Das Parkverbot ist als Allgemeinverfügung nach § 35 Satz 2 HmbVwVfG durch Aufstellung (vgl. § 45 Abs. 4 StVO) zudem auch dem Kläger gegenüber wirksam nach § 43 Abs. 1 HmbVwVfG bekanntgegeben worden. Insbesondere sind die Anforderungen des Sichtbarkeitsgrundsatzes erfüllt. Verkehrszeichen für den ruhenden Verkehr äußern ihre Rechtswirkung gegenüber jedem von der Regelung betroffenen Verkehrsteilnehmer, gleichgültig, ob er das Verkehrszeichen tatsächlich wahrnimmt oder nicht, wenn sie so aufgestellt oder angebracht sind, dass ein durchschnittlicher Kraftfahrer bei Einhaltung der nach § 1 StVO erforderlichen Sorgfalt und ungestörten Sichtverhältnissen während der Fahrt oder durch einfache Umschau beim Aussteigen ohne Weiteres erkennen kann, dass ein Ge- oder Verbot durch ein Verkehrszeichen verlautbart wurde (vgl. BVerwG, Urt. v. 6.4.2016, 3 C 10/15, juris Rn. 21). Auch liegen die Anforderungen für die Aufstellung von Verkehrszeichen zur Bevorrechtigung elektrisch betriebener Fahrzeuge nach § 45 Abs. 1g StVO und § 3 Abs. 1, Abs. 4 Nr. 1 des Elektromobilitätsgesetzes vom 5. Juni 2015 (BGBl. I S. 898, EmoG) – hiernach ist insbesondere eine Bevorrechtigung für das Parken auf öffentlichen Straßen oder Wegen möglich – vor.

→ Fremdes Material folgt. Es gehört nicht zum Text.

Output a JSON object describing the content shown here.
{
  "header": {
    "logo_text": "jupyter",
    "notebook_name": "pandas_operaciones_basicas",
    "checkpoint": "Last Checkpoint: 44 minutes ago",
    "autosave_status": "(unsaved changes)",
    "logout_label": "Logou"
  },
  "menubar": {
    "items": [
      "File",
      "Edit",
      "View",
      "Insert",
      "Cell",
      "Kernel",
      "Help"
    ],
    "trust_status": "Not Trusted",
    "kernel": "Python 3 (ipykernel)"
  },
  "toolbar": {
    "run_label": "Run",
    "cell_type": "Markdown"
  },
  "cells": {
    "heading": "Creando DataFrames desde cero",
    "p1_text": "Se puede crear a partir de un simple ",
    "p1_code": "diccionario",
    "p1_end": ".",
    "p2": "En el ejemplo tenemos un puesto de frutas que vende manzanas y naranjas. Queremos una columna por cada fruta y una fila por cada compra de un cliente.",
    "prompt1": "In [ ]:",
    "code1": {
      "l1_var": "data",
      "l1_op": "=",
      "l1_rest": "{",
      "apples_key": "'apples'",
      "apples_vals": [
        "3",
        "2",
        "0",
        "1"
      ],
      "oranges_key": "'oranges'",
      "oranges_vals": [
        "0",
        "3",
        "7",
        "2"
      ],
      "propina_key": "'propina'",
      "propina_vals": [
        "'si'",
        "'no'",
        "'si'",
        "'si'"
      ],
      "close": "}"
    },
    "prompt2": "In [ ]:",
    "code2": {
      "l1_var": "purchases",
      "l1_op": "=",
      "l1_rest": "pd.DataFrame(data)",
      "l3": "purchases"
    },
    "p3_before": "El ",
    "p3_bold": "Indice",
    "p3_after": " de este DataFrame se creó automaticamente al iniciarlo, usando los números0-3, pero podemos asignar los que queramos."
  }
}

Das Parkverbot bezieht sich in seinem räumlichen Geltungsbereich auch auf den von dem Kläger gewählten Parkplatz. Dies ergibt sich aus der Aufstellung des Schildes ungefähr auf Höhe der Grenze zweier Parkplätze zueinander sowie dem auch nach links weisenden Pfeil, der jedenfalls den unmittelbar links angrenzenden Parkplatz, auf dem sich das Fahrzeug des Klägers befunden hat, miterfasst. Dass die Ladesäule unstreitig nicht funktionsfähig war, steht dem nicht entgegen. Denn das Parkverbot folgt allein aus dem Verkehrszeichen 314 mit Zusatzzeichen nach Anlage 3, Abschnitt 3, laufende Nr. 7, Spalte 3 Nr. 3a) StVO i.V.m. § 42 Abs. 2 StVO. Der Ladesäule kommt hingegen keine Verkehrszeichenqualität zu (vgl. zu Bodenmarkierungen VG Hamburg Urt. v. 22.5.2018, 3 K 5435/17 n.v. S. 7).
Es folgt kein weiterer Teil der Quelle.